Demers affime qu'il fera tout qu'il pourra pour représenter les analphabètes, les enfants abusés, les femmes battues et les pauvres. «Je ne veux pas m'embarquer dans des situations pour faire rire de moi (…). Je ne voterai pas pour des situations que je ne comprends pas», dit Demers. Il compte faire ses devoirs et ne être sénateur que par apparat.
Ses capacités de lecture se sont également bien améliorées au fil des ans, a-t-il tenu à préciser sur le plateau.
Demers occupera toujours ses fonctions de commentateur sportif tout en siégeant au sénat. L'an prochain, il ne reviendra d'ailleurs pas à RDS. Son contrat sera arrivé à terme.
Aux questions en rafale de l'animateur Guy A. Lepage, il s'est dit pour le mariage gay.
Quant à la peine de mort, il faudra qu'il connaisse tous les enjeux si jamais il devait se prononcer sur ce sujet en particulier. Il ne peut répondre par la négative ou l'affirmative.
En ce qui a trait à l'avortement, il s'est dit catholique. Il a cependant évité de répondre à la question en disant qu'il devait approfondir ses connaissances sur ce dossier avant de pouvoir se prononcer.
Aussi au menu
La première invitée du talk-show fut Diane Dufresne. Lepage est revenu sur sa carrière de chanteuse. Son deuxième métier d'artiste peintre est aussi revenu sur la table. Elle a longtemps travaillé avec Luc Plamondon et François Cousineau. «J'aurais voulu être un artiste, c'est Luc», dit-elle. Il souffrait supposément du fait qu'elle soit une star, a-t-elle affirmé. Elle a ensuite décidé de couper les ponts avec Plamondon, allant même jusqu'à lui interdire l'accès à sa loge. Les deux se sont depuis reparlés.
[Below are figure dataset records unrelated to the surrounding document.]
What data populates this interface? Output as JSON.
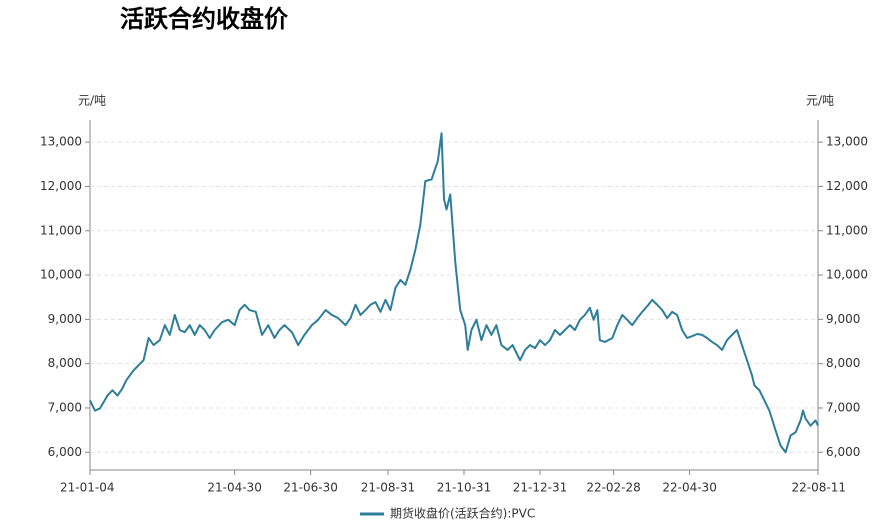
{
  "chart_data": {
    "type": "line",
    "title": "活跃合约收盘价",
    "y_label": "元/吨",
    "y2_label": "元/吨",
    "x": [
      "21-01-04",
      "21-01-08",
      "21-01-12",
      "21-01-18",
      "21-01-22",
      "21-01-26",
      "21-01-30",
      "21-02-02",
      "21-02-08",
      "21-02-16",
      "21-02-20",
      "21-02-24",
      "21-03-01",
      "21-03-05",
      "21-03-09",
      "21-03-13",
      "21-03-17",
      "21-03-21",
      "21-03-25",
      "21-03-29",
      "21-04-02",
      "21-04-06",
      "21-04-10",
      "21-04-14",
      "21-04-20",
      "21-04-25",
      "21-04-30",
      "21-05-04",
      "21-05-08",
      "21-05-12",
      "21-05-17",
      "21-05-22",
      "21-05-27",
      "21-06-01",
      "21-06-05",
      "21-06-09",
      "21-06-15",
      "21-06-20",
      "21-06-25",
      "21-07-01",
      "21-07-06",
      "21-07-12",
      "21-07-17",
      "21-07-22",
      "21-07-28",
      "21-08-01",
      "21-08-05",
      "21-08-09",
      "21-08-13",
      "21-08-17",
      "21-08-21",
      "21-08-25",
      "21-08-29",
      "21-09-02",
      "21-09-06",
      "21-09-10",
      "21-09-14",
      "21-09-18",
      "21-09-22",
      "21-09-26",
      "21-09-30",
      "21-10-05",
      "21-10-10",
      "21-10-13",
      "21-10-15",
      "21-10-17",
      "21-10-20",
      "21-10-24",
      "21-10-28",
      "21-11-01",
      "21-11-03",
      "21-11-06",
      "21-11-10",
      "21-11-14",
      "21-11-18",
      "21-11-22",
      "21-11-26",
      "21-11-30",
      "21-12-05",
      "21-12-09",
      "21-12-13",
      "21-12-15",
      "21-12-19",
      "21-12-23",
      "21-12-27",
      "21-12-31",
      "22-01-04",
      "22-01-08",
      "22-01-12",
      "22-01-16",
      "22-01-20",
      "22-01-24",
      "22-01-28",
      "22-02-01",
      "22-02-05",
      "22-02-09",
      "22-02-12",
      "22-02-15",
      "22-02-17",
      "22-02-21",
      "22-02-27",
      "22-03-03",
      "22-03-07",
      "22-03-11",
      "22-03-15",
      "22-03-19",
      "22-03-23",
      "22-03-28",
      "22-03-31",
      "22-04-04",
      "22-04-08",
      "22-04-12",
      "22-04-16",
      "22-04-20",
      "22-04-24",
      "22-04-28",
      "22-05-02",
      "22-05-06",
      "22-05-10",
      "22-05-14",
      "22-05-18",
      "22-05-22",
      "22-05-26",
      "22-05-30",
      "22-06-03",
      "22-06-07",
      "22-06-11",
      "22-06-15",
      "22-06-19",
      "22-06-21",
      "22-06-25",
      "22-06-29",
      "22-07-03",
      "22-07-08",
      "22-07-12",
      "22-07-16",
      "22-07-20",
      "22-07-24",
      "22-07-28",
      "22-07-30",
      "22-08-01",
      "22-08-05",
      "22-08-09",
      "22-08-11"
    ],
    "series": [
      {
        "name": "期货收盘价(活跃合约):PVC",
        "color": "#2e7d9a",
        "values": [
          7170,
          6940,
          6990,
          7280,
          7400,
          7280,
          7440,
          7620,
          7850,
          8080,
          8580,
          8420,
          8530,
          8870,
          8650,
          9100,
          8760,
          8710,
          8870,
          8650,
          8870,
          8760,
          8580,
          8760,
          8940,
          8990,
          8870,
          9210,
          9330,
          9210,
          9170,
          8650,
          8870,
          8580,
          8760,
          8870,
          8710,
          8420,
          8650,
          8870,
          8990,
          9210,
          9100,
          9030,
          8870,
          9030,
          9330,
          9100,
          9210,
          9330,
          9390,
          9170,
          9440,
          9210,
          9710,
          9890,
          9780,
          10120,
          10570,
          11140,
          12120,
          12160,
          12570,
          13200,
          11710,
          11480,
          11820,
          10300,
          9210,
          8870,
          8310,
          8760,
          8990,
          8530,
          8870,
          8650,
          8870,
          8420,
          8310,
          8420,
          8190,
          8080,
          8310,
          8420,
          8350,
          8530,
          8420,
          8530,
          8760,
          8650,
          8760,
          8870,
          8760,
          8990,
          9100,
          9260,
          8990,
          9210,
          8530,
          8490,
          8580,
          8870,
          9100,
          8990,
          8870,
          9030,
          9170,
          9330,
          9440,
          9330,
          9210,
          9030,
          9170,
          9100,
          8760,
          8580,
          8620,
          8670,
          8650,
          8580,
          8490,
          8420,
          8310,
          8530,
          8650,
          8760,
          8420,
          8080,
          7740,
          7510,
          7400,
          7170,
          6940,
          6490,
          6150,
          6000,
          6380,
          6450,
          6720,
          6940,
          6760,
          6600,
          6720,
          6600
        ]
      }
    ],
    "xlim": [
      "21-01-04",
      "22-08-11"
    ],
    "xticks": [
      "21-01-04",
      "21-04-30",
      "21-06-30",
      "21-08-31",
      "21-10-31",
      "21-12-31",
      "22-02-28",
      "22-04-30",
      "22-08-11"
    ],
    "ylim": [
      5600,
      13500
    ],
    "yticks": [
      {
        "value": 6000,
        "label": "6,000"
      },
      {
        "value": 7000,
        "label": "7,000"
      },
      {
        "value": 8000,
        "label": "8,000"
      },
      {
        "value": 9000,
        "label": "9,000"
      },
      {
        "value": 10000,
        "label": "10,000"
      },
      {
        "value": 11000,
        "label": "11,000"
      },
      {
        "value": 12000,
        "label": "12,000"
      },
      {
        "value": 13000,
        "label": "13,000"
      }
    ],
    "y2lim": [
      5600,
      13500
    ],
    "y2ticks": [
      {
        "value": 6000,
        "label": "6,000"
      },
      {
        "value": 7000,
        "label": "7,000"
      },
      {
        "value": 8000,
        "label": "8,000"
      },
      {
        "value": 9000,
        "label": "9,000"
      },
      {
        "value": 10000,
        "label": "10,000"
      },
      {
        "value": 11000,
        "label": "11,000"
      },
      {
        "value": 12000,
        "label": "12,000"
      },
      {
        "value": 13000,
        "label": "13,000"
      }
    ],
    "grid": true
  }
}
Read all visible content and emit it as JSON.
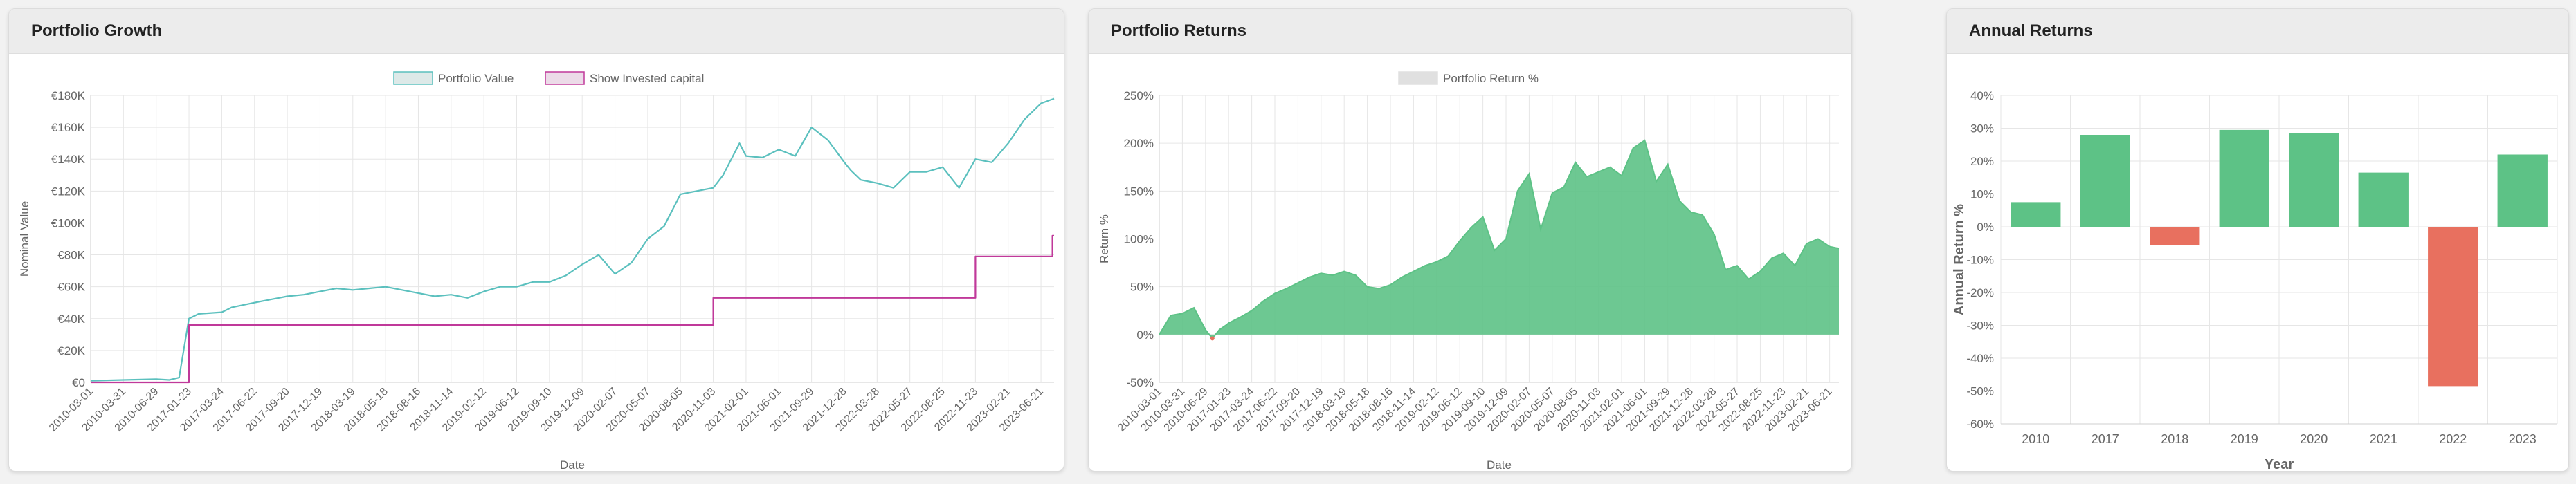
{
  "panels": {
    "growth": {
      "title": "Portfolio Growth"
    },
    "returns": {
      "title": "Portfolio Returns"
    },
    "annual": {
      "title": "Annual Returns"
    }
  },
  "colors": {
    "teal": "#5bc0be",
    "magenta": "#c0399a",
    "green": "#5dc286",
    "red": "#e8705f",
    "grid": "#e6e6e6",
    "legend_gray": "#e0e0e0"
  },
  "chart_data": [
    {
      "type": "line",
      "xlabel": "Date",
      "ylabel": "Nominal Value",
      "legend_position": "top",
      "legend": [
        "Portfolio Value",
        "Show Invested capital"
      ],
      "ylim": [
        0,
        180000
      ],
      "yticks": [
        "€0",
        "€20K",
        "€40K",
        "€60K",
        "€80K",
        "€100K",
        "€120K",
        "€140K",
        "€160K",
        "€180K"
      ],
      "x_tick_labels": [
        "2010-03-01",
        "2010-03-31",
        "2010-06-29",
        "2017-01-23",
        "2017-03-24",
        "2017-06-22",
        "2017-09-20",
        "2017-12-19",
        "2018-03-19",
        "2018-05-18",
        "2018-08-16",
        "2018-11-14",
        "2019-02-12",
        "2019-06-12",
        "2019-09-10",
        "2019-12-09",
        "2020-02-07",
        "2020-05-07",
        "2020-08-05",
        "2020-11-03",
        "2021-02-01",
        "2021-06-01",
        "2021-09-29",
        "2021-12-28",
        "2022-03-28",
        "2022-05-27",
        "2022-08-25",
        "2022-11-23",
        "2023-02-21",
        "2023-06-21"
      ],
      "series": [
        {
          "name": "Portfolio Value",
          "color": "#5bc0be",
          "x": [
            0,
            1,
            2,
            2.4,
            2.7,
            3,
            3.3,
            4,
            4.3,
            5,
            5.5,
            6,
            6.5,
            7,
            7.5,
            8,
            8.5,
            9,
            9.5,
            10,
            10.5,
            11,
            11.5,
            12,
            12.5,
            13,
            13.5,
            14,
            14.5,
            15,
            15.5,
            16,
            16.5,
            17,
            17.5,
            18,
            18.5,
            19,
            19.3,
            19.5,
            19.8,
            20,
            20.5,
            21,
            21.5,
            22,
            22.5,
            23,
            23.2,
            23.5,
            24,
            24.5,
            25,
            25.5,
            26,
            26.5,
            27,
            27.5,
            28,
            28.5,
            29,
            29.4
          ],
          "y": [
            1000,
            1500,
            2000,
            1500,
            3000,
            40000,
            43000,
            44000,
            47000,
            50000,
            52000,
            54000,
            55000,
            57000,
            59000,
            58000,
            59000,
            60000,
            58000,
            56000,
            54000,
            55000,
            53000,
            57000,
            60000,
            60000,
            63000,
            63000,
            67000,
            74000,
            80000,
            68000,
            75000,
            90000,
            98000,
            118000,
            120000,
            122000,
            130000,
            138000,
            150000,
            142000,
            141000,
            146000,
            142000,
            160000,
            152000,
            138000,
            133000,
            127000,
            125000,
            122000,
            132000,
            132000,
            135000,
            122000,
            140000,
            138000,
            150000,
            165000,
            175000,
            178000
          ]
        },
        {
          "name": "Show Invested capital",
          "color": "#c0399a",
          "step": true,
          "x": [
            0,
            3,
            3,
            19,
            19,
            27,
            27,
            29.35,
            29.35,
            29.4
          ],
          "y": [
            0,
            0,
            36000,
            36000,
            53000,
            53000,
            79000,
            79000,
            92000,
            92000
          ]
        }
      ]
    },
    {
      "type": "area",
      "xlabel": "Date",
      "ylabel": "Return %",
      "legend_position": "top",
      "legend": [
        "Portfolio Return %"
      ],
      "ylim": [
        -50,
        250
      ],
      "yticks": [
        "-50%",
        "0%",
        "50%",
        "100%",
        "150%",
        "200%",
        "250%"
      ],
      "x_tick_labels": [
        "2010-03-01",
        "2010-03-31",
        "2010-06-29",
        "2017-01-23",
        "2017-03-24",
        "2017-06-22",
        "2017-09-20",
        "2017-12-19",
        "2018-03-19",
        "2018-05-18",
        "2018-08-16",
        "2018-11-14",
        "2019-02-12",
        "2019-06-12",
        "2019-09-10",
        "2019-12-09",
        "2020-02-07",
        "2020-05-07",
        "2020-08-05",
        "2020-11-03",
        "2021-02-01",
        "2021-06-01",
        "2021-09-29",
        "2021-12-28",
        "2022-03-28",
        "2022-05-27",
        "2022-08-25",
        "2022-11-23",
        "2023-02-21",
        "2023-06-21"
      ],
      "series": [
        {
          "name": "Portfolio Return %",
          "color": "#5dc286",
          "x": [
            0,
            0.5,
            1,
            1.5,
            2,
            2.3,
            2.6,
            2.9,
            3,
            3.5,
            4,
            4.5,
            5,
            5.5,
            6,
            6.5,
            7,
            7.5,
            8,
            8.5,
            9,
            9.5,
            10,
            10.5,
            11,
            11.5,
            12,
            12.5,
            13,
            13.5,
            14,
            14.5,
            15,
            15.5,
            16,
            16.5,
            17,
            17.5,
            18,
            18.5,
            19,
            19.5,
            20,
            20.5,
            21,
            21.5,
            22,
            22.5,
            23,
            23.5,
            24,
            24.5,
            25,
            25.5,
            26,
            26.5,
            27,
            27.5,
            28,
            28.5,
            29,
            29.4
          ],
          "y": [
            0,
            20,
            22,
            28,
            5,
            -4,
            5,
            10,
            12,
            18,
            25,
            35,
            43,
            48,
            54,
            60,
            64,
            62,
            66,
            62,
            50,
            48,
            52,
            60,
            66,
            72,
            76,
            82,
            98,
            112,
            123,
            88,
            100,
            150,
            168,
            110,
            148,
            154,
            180,
            165,
            170,
            175,
            166,
            195,
            203,
            160,
            178,
            140,
            128,
            125,
            105,
            68,
            72,
            58,
            66,
            80,
            85,
            72,
            95,
            100,
            92,
            90
          ]
        }
      ]
    },
    {
      "type": "bar",
      "xlabel": "Year",
      "ylabel": "Annual Return %",
      "ylim": [
        -60,
        40
      ],
      "yticks": [
        "-60%",
        "-50%",
        "-40%",
        "-30%",
        "-20%",
        "-10%",
        "0%",
        "10%",
        "20%",
        "30%",
        "40%"
      ],
      "categories": [
        "2010",
        "2017",
        "2018",
        "2019",
        "2020",
        "2021",
        "2022",
        "2023"
      ],
      "values": [
        7.5,
        28,
        -5.5,
        29.5,
        28.5,
        16.5,
        -48.5,
        22
      ]
    }
  ]
}
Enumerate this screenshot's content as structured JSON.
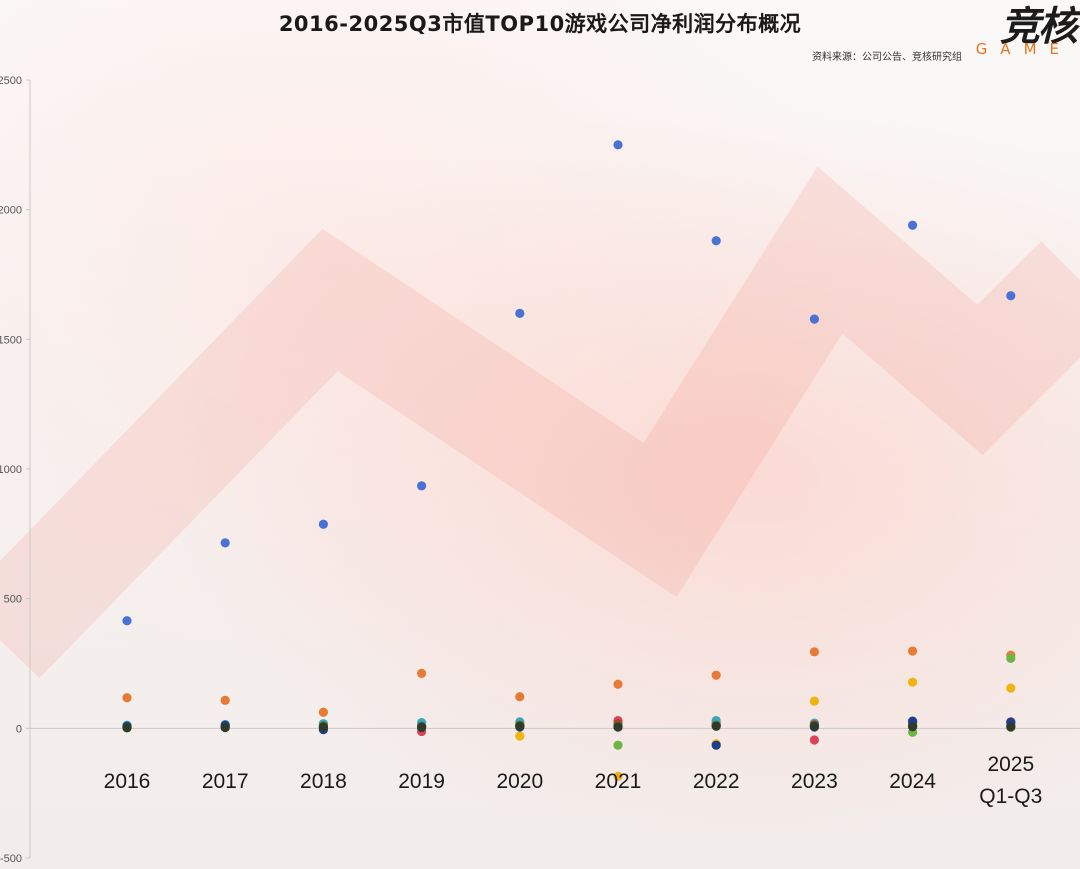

D'entrée de jeu, Marc Labrèche a avoué à Diane Dufresne que la chanteuse «avait contribué à son essor», à l'éveil de sa sexualité, lorsqu'il était jeune. Son émission «3600 secondes d'extase», ses tentatives de percer en France et son travail à «Toupie et Binou» ont été abordés par Lepage. Labrèche est la voix de Toupie! Il est aussi la voix de Krusty dans la version québécoise des «Simpson», rappelons-le!
Évelyne Audet, l'une des animatrices de la controversée «Call-TV», a raconté que même si «tout le monde riait» de son émission, plusieurs tentaient d'y participer. Une quarantaine de versions du programme existent à travers le monde. Elles sont toutes produites en Autriche. Si le jeu revient en ondes au Québec, Évelyne ne sera plus de la partie. Elle veut passer à autre chose.
Marc-André Grondin joue dans le thriller psychologique «5150 rue des Ormes» d'Éric Tessier. Après «C.R.A.Z.Y.», le jeune homme n'a pas tourné pendant un an et demi. «Je n'ai juste pas été chanceux», dit-il. Pour vivre, il a donc travaillé sur des plateaux, derrière la caméra. Il a ensuite bossé dans l'Hexagone. «Il avait le choix de ne pas travailler et tourner un téléfilm en France», dit-il. Ce n'est pas un choix. Il veut tout simplement faire son métier.
Ariane Moffatt avait donné le coup d'envoi à l'émission en interprétant «Réverbère» avec ses musiciens. Elle est ensuite revenue sur le plateau comme invitée. Lepage lui a évidemment parlé de ses récents succès en France, dont l'obtention du Prix de la Fondation Diane & Lucien Barrière.
L'acteur français Fabrice Luchini présente actuellement son one-man show au Québec. Il a d'ailleurs parlé de son amour pour les Québécois et le Québec.
«Assis-toi sur ma bite, et causons» est une phrase de Jean Genet sur laquelle Luchini a déblatéré lors de l'émission! En spectacle, il la fait répéter à son public. Le sexe était d'ailleurs son sujet de prédilection ce dimanche. L'homme en a même profité pour flirter avec Évelyne Audet et Ariane Moffatt!